C’était il y a trois ans. Désormais le révisionnisme woke ose tout, c’est même à ça qu’on le reconnaît.
Critique féroce
Le 20 novembre dernier, Jean-Loup Amselle (anthropologue et directeur d’Etudes émérite à l’EHESS, je vous recommande la lecture complète de la fiche Wikipedia de ce somptueux personnage, vous saurez mieux qui sont les représentants ultimes de la pensée française) s’est fendu sur le site en ligne AOC d’une critique féroce de Radio-Classique, une station qui a peut-être charmé vos longs périples autoroutiers avec ses diffusions de musique… classique. Amis de Mozart, Bach et autres idoles des suprématistes blancs, vous voici repérés.

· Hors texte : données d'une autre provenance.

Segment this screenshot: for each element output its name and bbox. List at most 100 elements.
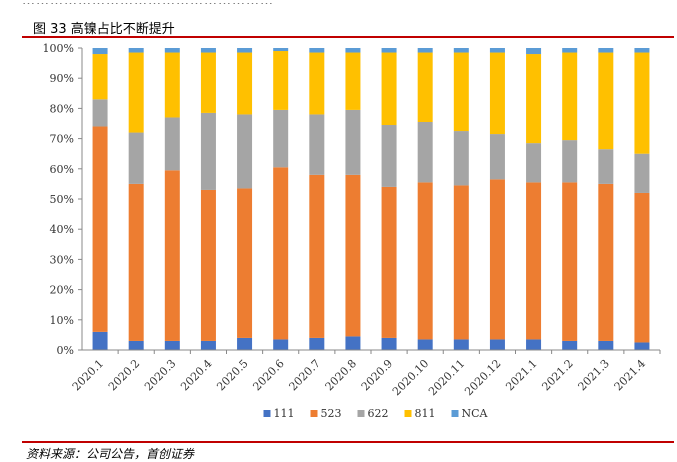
bar-segment-nca xyxy=(598,48,614,53)
bar-segment-111 xyxy=(562,340,578,350)
bar-segment-811 xyxy=(345,52,361,110)
bar-segment-523 xyxy=(489,179,505,340)
bar-segment-111 xyxy=(92,331,108,350)
bar-segment-111 xyxy=(128,340,144,350)
bar-segment-nca xyxy=(634,48,650,53)
bar-segment-811 xyxy=(164,52,180,118)
y-tick-label: 70% xyxy=(50,133,74,146)
bar-segment-nca xyxy=(381,48,397,53)
legend-label: 811 xyxy=(415,407,436,420)
bar-segment-523 xyxy=(345,174,361,337)
bar-segment-622 xyxy=(345,109,361,175)
bar-segment-811 xyxy=(489,52,505,135)
bar-segment-622 xyxy=(417,121,433,183)
x-tick-label: 2021.2 xyxy=(539,357,575,393)
bar-segment-811 xyxy=(526,54,542,144)
legend-label: NCA xyxy=(462,407,489,420)
bar-segment-622 xyxy=(200,112,216,190)
x-tick-label: 2020.5 xyxy=(214,357,250,393)
bar-segment-622 xyxy=(598,149,614,184)
bar-segment-111 xyxy=(526,339,542,350)
bar-segment-622 xyxy=(309,114,325,175)
bar-segment-811 xyxy=(634,52,650,154)
x-tick-label: 2021.3 xyxy=(576,357,612,393)
source-note: 资料来源：公司公告，首创证券 xyxy=(26,447,195,461)
bar-segment-nca xyxy=(417,48,433,53)
bar-segment-523 xyxy=(128,183,144,341)
bar-segment-111 xyxy=(345,336,361,350)
bar-segment-nca xyxy=(345,48,361,53)
bar-segment-811 xyxy=(562,52,578,141)
bar-segment-111 xyxy=(598,340,614,350)
legend-label: 111 xyxy=(274,407,295,420)
bar-segment-111 xyxy=(237,337,253,350)
bar-segment-622 xyxy=(489,134,505,180)
bar-segment-811 xyxy=(598,52,614,150)
bar-segment-811 xyxy=(381,52,397,126)
bar-segment-523 xyxy=(309,174,325,338)
bar-segment-523 xyxy=(562,182,578,341)
y-axis: 0% 10% 20% 30% 40% 50% 60% 70% 80% 90% 100% xyxy=(43,42,83,357)
bar-segment-523 xyxy=(381,186,397,338)
x-tick-label: 2020.11 xyxy=(426,357,467,398)
bar-segment-622 xyxy=(273,109,289,168)
bar-segment-523 xyxy=(453,185,469,340)
legend-label: 622 xyxy=(368,407,389,420)
x-tick-label: 2020.2 xyxy=(106,357,142,393)
bar-segment-811 xyxy=(273,51,289,110)
bar-segment-622 xyxy=(237,114,253,189)
bar-segment-622 xyxy=(562,140,578,183)
bar-segment-811 xyxy=(417,52,433,122)
bar-segment-nca xyxy=(489,48,505,53)
y-tick-label: 30% xyxy=(50,253,74,266)
figure-title: 图 33 高镍占比不断提升 xyxy=(33,22,175,37)
bar-segment-523 xyxy=(598,183,614,341)
y-tick-label: 100% xyxy=(43,42,74,55)
x-tick-label: 2021.4 xyxy=(612,357,648,393)
x-axis: 2020.1 2020.2 2020.3 2020.4 2020.5 2020.6 2020… xyxy=(70,349,661,398)
bar-segment-nca xyxy=(164,48,180,53)
bar-segment-811 xyxy=(309,52,325,115)
bar-segment-622 xyxy=(453,131,469,186)
bar-segment-811 xyxy=(453,52,469,132)
x-tick-label: 2020.7 xyxy=(287,357,323,393)
bar-segment-622 xyxy=(128,132,144,184)
bar-segment-111 xyxy=(453,339,469,350)
bar-segment-nca xyxy=(453,48,469,53)
x-tick-label: 2021.1 xyxy=(503,357,539,393)
bar-segment-523 xyxy=(417,182,433,340)
y-tick-label: 60% xyxy=(50,163,74,176)
footer-rule xyxy=(22,441,674,443)
x-tick-label: 2020.1 xyxy=(70,357,106,393)
legend: 111 523 622 811 NCA xyxy=(263,407,489,420)
legend-swatch xyxy=(404,410,412,417)
y-tick-label: 10% xyxy=(50,314,74,327)
bar-segment-523 xyxy=(92,126,108,332)
x-tick-label: 2020.12 xyxy=(462,357,503,398)
bar-segment-nca xyxy=(526,48,542,55)
bar-segment-111 xyxy=(200,340,216,350)
bar-segment-523 xyxy=(200,189,216,341)
bar-segment-811 xyxy=(128,52,144,133)
plot-area xyxy=(92,48,650,350)
bar-segment-622 xyxy=(634,153,650,193)
bar-segment-111 xyxy=(381,337,397,350)
bar-segment-622 xyxy=(526,143,542,183)
x-tick-label: 2020.4 xyxy=(178,357,214,393)
bar-segment-111 xyxy=(417,339,433,350)
bar-segment-nca xyxy=(200,48,216,53)
title-rule xyxy=(22,36,674,38)
bar-segment-622 xyxy=(381,125,397,187)
legend-swatch xyxy=(451,410,459,417)
x-tick-label: 2020.3 xyxy=(142,357,178,393)
legend-swatch xyxy=(263,410,271,417)
bar-segment-nca xyxy=(562,48,578,53)
legend-label: 523 xyxy=(321,407,342,420)
bar-segment-622 xyxy=(92,99,108,127)
bar-segment-111 xyxy=(309,337,325,350)
bar-segment-nca xyxy=(92,48,108,55)
bar-segment-111 xyxy=(634,342,650,350)
cropped-text-line: ……………………………………………… xyxy=(22,0,282,4)
y-tick-label: 20% xyxy=(50,284,74,297)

Que dit l’éminent ethnologue — par ailleurs partisan de la construction rapide d’un bon nombre de mosquées en France ? Après avoir globalement identifié ladite radio comme « production d’une culture musicale blanche » et de « bon ton », il enfonce le clou :
« Sous couvert d’une « neutralité » musicale implicite, Radio Classique diffuse une idéologie profondément conservatrice. Entre musique, culture, économie et politique, elle promeut un patrimoine culturel proprement « français », placés sous le signe d’une idéologie profondément ancrée à droite. »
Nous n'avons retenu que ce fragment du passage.